地酒にとって気候風土は、最重要であると言いたい。日本酒は寒造りといわれる日本の冬の厳しい寒さが、良い日本酒を醸造することの最大の条件だからだ。また、水も然りである。
昨今の酒蔵の状況をみると、発酵や貯蔵用に温度調整機能の付いたサーマルタンクを使用するのはもちろんのこと、仕込蔵全体や槽場ごと低温調整される酒蔵もある。
これらは皆、良質の酒を造るための選択であると思われるが、せっかくの気候風土を排除し、酒蔵の醸造技術向上は期待できない。消費者本位の酒造りがそうさせる結果となっている。売れる酒を造り続けることで、全国区となり地酒から脱皮していくのである。

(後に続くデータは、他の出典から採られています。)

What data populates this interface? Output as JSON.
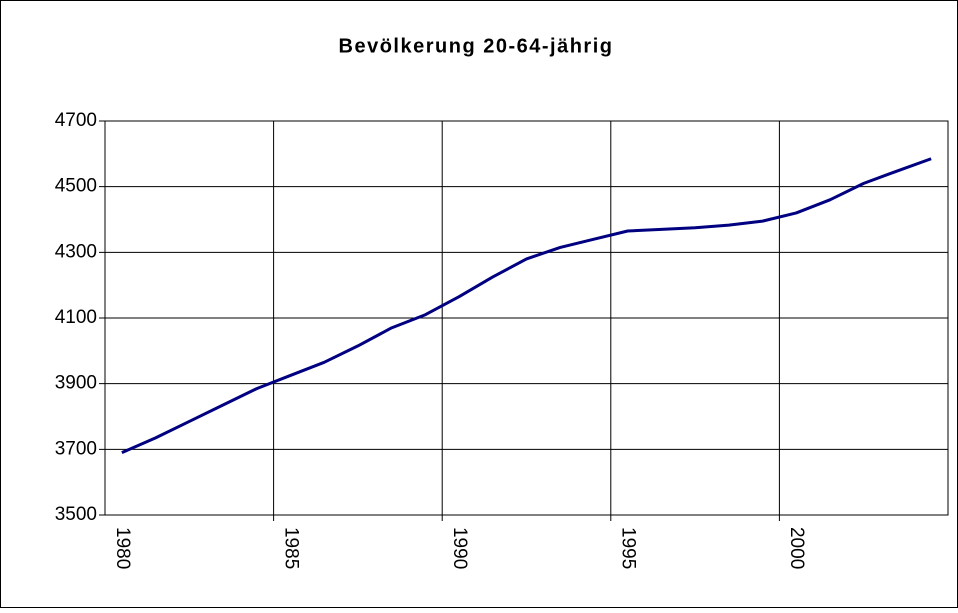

地元の方々は、愛着をもって応援できないないのではないかと考える。
以前、国税局の鑑定官室長を努められた方が、「この井戸を掘った先代に感謝しなさい。」と蔵元におっしゃっていたのを思い出す。
ワインはわかりやすい。原料がぶどうだから。ウイスキーも同様に、長期間の貯蔵に気候が影響するから。
日本酒は8割以上が水。そう考えるとその土地由来の原料そのもの。だったら、どんな造り方をしても、「地酒」でいいか。